National Peanut Board explored reports by researchers, entrepreneurs, the media and others about the possibility of bringing a hypoallergenic peanut to market.
For those of us outside the medical and allergy communities, discrepancies lie between claims made in the news and actual clinical test results to date.
“I got calls from major national news outlets who were excited about the hypoallergenic peanut news and I had to say to each of them, ‘slow down, we still have a long way to go,’” said Michelle Hernandez, Investigator, University of North Carolina at Chapel Hill, and lead researcher of one hypoallergenic peanut study
To produce a hypoallergenic peanut, researchers coat the peanut with an enzyme.

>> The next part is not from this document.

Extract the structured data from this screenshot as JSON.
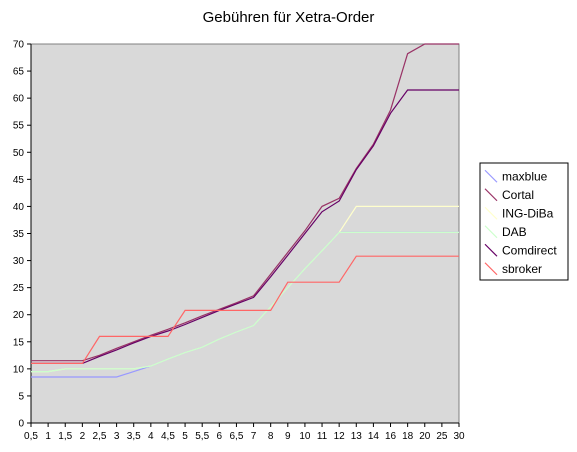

Some researchers are skeptical about claims about the reduction of only two of the seven allergens. What about the remaining allergens? One research and development scientist with a major manufacturer, who asked to have his name withheld, said hypoallergenic peanut products are irrelevant from a manufacturer’s point-of-view. He indicated it takes a minute amount—sometimes a nanogram—in a highly allergic person to cause a severe reaction. He worries that putting a hypoallergenic peanut on the market would give consumers a false sense of security, while not eliminating the problem of peanut allergies.

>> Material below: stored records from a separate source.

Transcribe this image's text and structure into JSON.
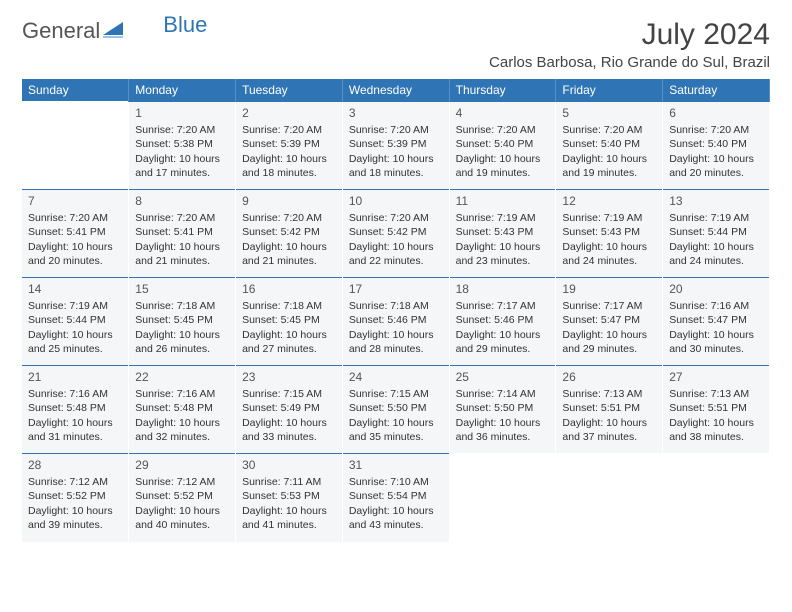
{
  "logo": {
    "text1": "General",
    "text2": "Blue"
  },
  "title": "July 2024",
  "location": "Carlos Barbosa, Rio Grande do Sul, Brazil",
  "colors": {
    "header_bg": "#2f75b5",
    "header_fg": "#ffffff",
    "cell_bg": "#f5f6f7",
    "cell_border": "#2f75b5",
    "text": "#333333",
    "logo_gray": "#555555",
    "logo_blue": "#2f75b5"
  },
  "dayHeaders": [
    "Sunday",
    "Monday",
    "Tuesday",
    "Wednesday",
    "Thursday",
    "Friday",
    "Saturday"
  ],
  "startOffset": 1,
  "days": [
    {
      "n": 1,
      "sunrise": "7:20 AM",
      "sunset": "5:38 PM",
      "daylight": "10 hours and 17 minutes."
    },
    {
      "n": 2,
      "sunrise": "7:20 AM",
      "sunset": "5:39 PM",
      "daylight": "10 hours and 18 minutes."
    },
    {
      "n": 3,
      "sunrise": "7:20 AM",
      "sunset": "5:39 PM",
      "daylight": "10 hours and 18 minutes."
    },
    {
      "n": 4,
      "sunrise": "7:20 AM",
      "sunset": "5:40 PM",
      "daylight": "10 hours and 19 minutes."
    },
    {
      "n": 5,
      "sunrise": "7:20 AM",
      "sunset": "5:40 PM",
      "daylight": "10 hours and 19 minutes."
    },
    {
      "n": 6,
      "sunrise": "7:20 AM",
      "sunset": "5:40 PM",
      "daylight": "10 hours and 20 minutes."
    },
    {
      "n": 7,
      "sunrise": "7:20 AM",
      "sunset": "5:41 PM",
      "daylight": "10 hours and 20 minutes."
    },
    {
      "n": 8,
      "sunrise": "7:20 AM",
      "sunset": "5:41 PM",
      "daylight": "10 hours and 21 minutes."
    },
    {
      "n": 9,
      "sunrise": "7:20 AM",
      "sunset": "5:42 PM",
      "daylight": "10 hours and 21 minutes."
    },
    {
      "n": 10,
      "sunrise": "7:20 AM",
      "sunset": "5:42 PM",
      "daylight": "10 hours and 22 minutes."
    },
    {
      "n": 11,
      "sunrise": "7:19 AM",
      "sunset": "5:43 PM",
      "daylight": "10 hours and 23 minutes."
    },
    {
      "n": 12,
      "sunrise": "7:19 AM",
      "sunset": "5:43 PM",
      "daylight": "10 hours and 24 minutes."
    },
    {
      "n": 13,
      "sunrise": "7:19 AM",
      "sunset": "5:44 PM",
      "daylight": "10 hours and 24 minutes."
    },
    {
      "n": 14,
      "sunrise": "7:19 AM",
      "sunset": "5:44 PM",
      "daylight": "10 hours and 25 minutes."
    },
    {
      "n": 15,
      "sunrise": "7:18 AM",
      "sunset": "5:45 PM",
      "daylight": "10 hours and 26 minutes."
    },
    {
      "n": 16,
      "sunrise": "7:18 AM",
      "sunset": "5:45 PM",
      "daylight": "10 hours and 27 minutes."
    },
    {
      "n": 17,
      "sunrise": "7:18 AM",
      "sunset": "5:46 PM",
      "daylight": "10 hours and 28 minutes."
    },
    {
      "n": 18,
      "sunrise": "7:17 AM",
      "sunset": "5:46 PM",
      "daylight": "10 hours and 29 minutes."
    },
    {
      "n": 19,
      "sunrise": "7:17 AM",
      "sunset": "5:47 PM",
      "daylight": "10 hours and 29 minutes."
    },
    {
      "n": 20,
      "sunrise": "7:16 AM",
      "sunset": "5:47 PM",
      "daylight": "10 hours and 30 minutes."
    },
    {
      "n": 21,
      "sunrise": "7:16 AM",
      "sunset": "5:48 PM",
      "daylight": "10 hours and 31 minutes."
    },
    {
      "n": 22,
      "sunrise": "7:16 AM",
      "sunset": "5:48 PM",
      "daylight": "10 hours and 32 minutes."
    },
    {
      "n": 23,
      "sunrise": "7:15 AM",
      "sunset": "5:49 PM",
      "daylight": "10 hours and 33 minutes."
    },
    {
      "n": 24,
      "sunrise": "7:15 AM",
      "sunset": "5:50 PM",
      "daylight": "10 hours and 35 minutes."
    },
    {
      "n": 25,
      "sunrise": "7:14 AM",
      "sunset": "5:50 PM",
      "daylight": "10 hours and 36 minutes."
    },
    {
      "n": 26,
      "sunrise": "7:13 AM",
      "sunset": "5:51 PM",
      "daylight": "10 hours and 37 minutes."
    },
    {
      "n": 27,
      "sunrise": "7:13 AM",
      "sunset": "5:51 PM",
      "daylight": "10 hours and 38 minutes."
    },
    {
      "n": 28,
      "sunrise": "7:12 AM",
      "sunset": "5:52 PM",
      "daylight": "10 hours and 39 minutes."
    },
    {
      "n": 29,
      "sunrise": "7:12 AM",
      "sunset": "5:52 PM",
      "daylight": "10 hours and 40 minutes."
    },
    {
      "n": 30,
      "sunrise": "7:11 AM",
      "sunset": "5:53 PM",
      "daylight": "10 hours and 41 minutes."
    },
    {
      "n": 31,
      "sunrise": "7:10 AM",
      "sunset": "5:54 PM",
      "daylight": "10 hours and 43 minutes."
    }
  ],
  "labels": {
    "sunrise": "Sunrise: ",
    "sunset": "Sunset: ",
    "daylight": "Daylight: "
  }
}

Other claims include the enzyme process “maintains the nutrition and functionality needed,” “has same taste” and “does not change physical characteristics.”
“How does the…process affect flavor, texture or nutrition? No one can possibly know without more testing,” said Soheila Maleki, Ph.D., Lead Research Scientist, Food Allergy Research at the U.S. Department of Agriculture.
Eleanor Garrow-Holding is founder and CEO of the Food Allergy & Anaphylaxis Connection Team (FAACT) and a member of NPB’s Food Allergy Education Advisory Council. Also, she is the parent of a son with life-threatening food allergies, including a peanut allergy. “As a parent, I think hypoallergenic peanuts are confusing and dangerous. Hypoallergenic peanuts are not allergen-free, so how could someone be sure they wouldn’t react if they ate one? I can’t imagine someone with a peanut allergy wanting to take that risk.
“Hypoallergenic peanuts allow the non-allergic person to say peanut allergies are no big deal. It trivializes allergies along with the life-threatening reactions some people get when they eat certain foods. I’m afraid proponents of hypoallergenic peanuts are offering a simple solution to a vexing problem.”